- Experimental API, meaning there is no production usecase on this yet.
- Basic Benchmarking has been performed to validate throughputs
- Aerospike Spark Connector(Aerospark) is used to read data directly into a DataFrame (https://github.com/sasha-polev/aerospark)
- The reason for choosing Aerospark over Java client for read is explained below:
- Aerospark : Read data directly into a DataFrame
- Native Java Client : Driver program has to first collect all records from the aerospike nodes and then create a dataFrame which is a costly operation.
- Aerospike Native Java Client Put API is used.
- For each partition of the Dataframe a client connection is established, to write data from that partition to Aerospike.
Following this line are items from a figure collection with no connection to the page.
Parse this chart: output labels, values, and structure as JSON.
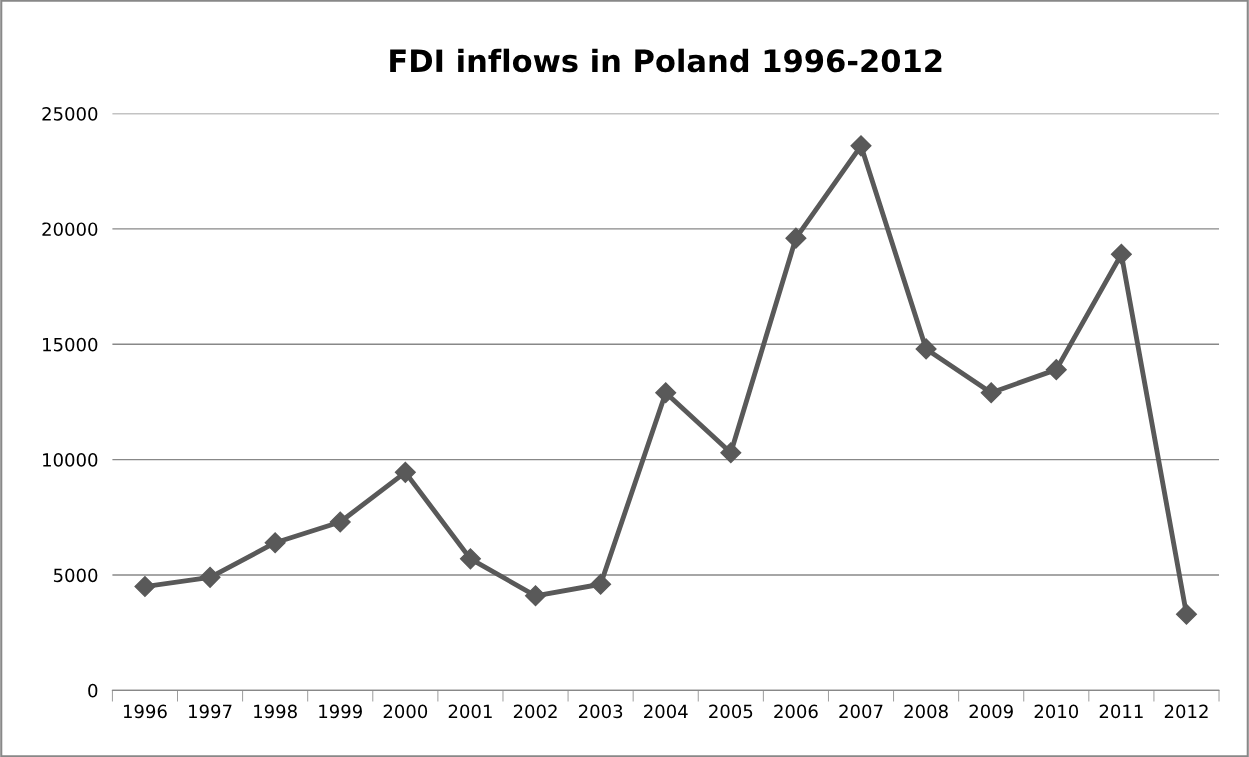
{
  "chart_data": {
    "type": "line",
    "title": "FDI inflows in Poland 1996-2012",
    "categories": [
      "1996",
      "1997",
      "1998",
      "1999",
      "2000",
      "2001",
      "2002",
      "2003",
      "2004",
      "2005",
      "2006",
      "2007",
      "2008",
      "2009",
      "2010",
      "2011",
      "2012"
    ],
    "series": [
      {
        "color": "#595959",
        "values": [
          4500,
          4900,
          6400,
          7300,
          9450,
          5700,
          4100,
          4600,
          12900,
          10300,
          19600,
          23600,
          14800,
          12900,
          13900,
          18900,
          3300
        ]
      }
    ],
    "ylim": [
      0,
      25000
    ],
    "yticks": [
      0,
      5000,
      10000,
      15000,
      20000,
      25000
    ],
    "grid": "y",
    "marker": "diamond",
    "line_style": "solid"
  }
}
The following hive table points to a Aerospike
CREATE EXTERNAL TABLE `pcatalog.test_aero`(
`payload` string)
LOCATION
'hdfs://tmp/test_aero'
TBLPROPERTIES (
'gimel.aerospike.namespace'='test',
'gimel.aerospike.port'='3000',
'gimel.aerospike.seedhost'='hostname',
'gimel.aerospike.set'='test_aero_connector',
'gimel.storage.type'='AEROSPIKE')
Property | Mandatory? | Description | Example | Default |
---|---|---|---|---|
gimel.aerospike.seed.hosts | Y | list of hosts fqdn or ip | localhost | |
gimel.aerospike.port | Y | port | 3000 | 3000 |
gimel.aerospike.namespace | Y | the namespace in aerospike | test | |
gimel.aerospike.set | Y | aerospike set name | sample_set | |
gimel.aerospike.rowkey | N | the row key for the set | col1 | first column in dataframe |
import com.paypal.gimel._
import org.apache.spark._
import org.apache.spark.rdd.RDD;
import org.apache.spark.sql._
import spray.json._;
import spray.json.DefaultJsonProtocol._;
// READ
val dataSet = DataSet(sparkSession);
val df = dataSet.read("pcatalog.test_aero")
// WRITE
// Create mock data
def stringed(n: Int) = s"""{"id": ${n},"name": "MAC-${n}", "address": "MAC-${n+1}", "age": "${n+1}", "company": "MAC-${n}", "designation": "MAC-${n}", "salary": "${n * 10000}" }""";
val numberOfRows=20;
val texts: Seq[String] = (1 to numberOfRows).map { x => stringed(x) }.toSeq;
val rdd: RDD[String] = sparkSession.sparkContext.parallelize(texts);
val dataFrameToWrite: DataFrame = sparkSession.read.json(rdd);
dataFrameToWrite.show;
// write it to Aerospike via PCatalog
val df = dataSet.write("pcatalog.test_aero",dataFrameToWrite)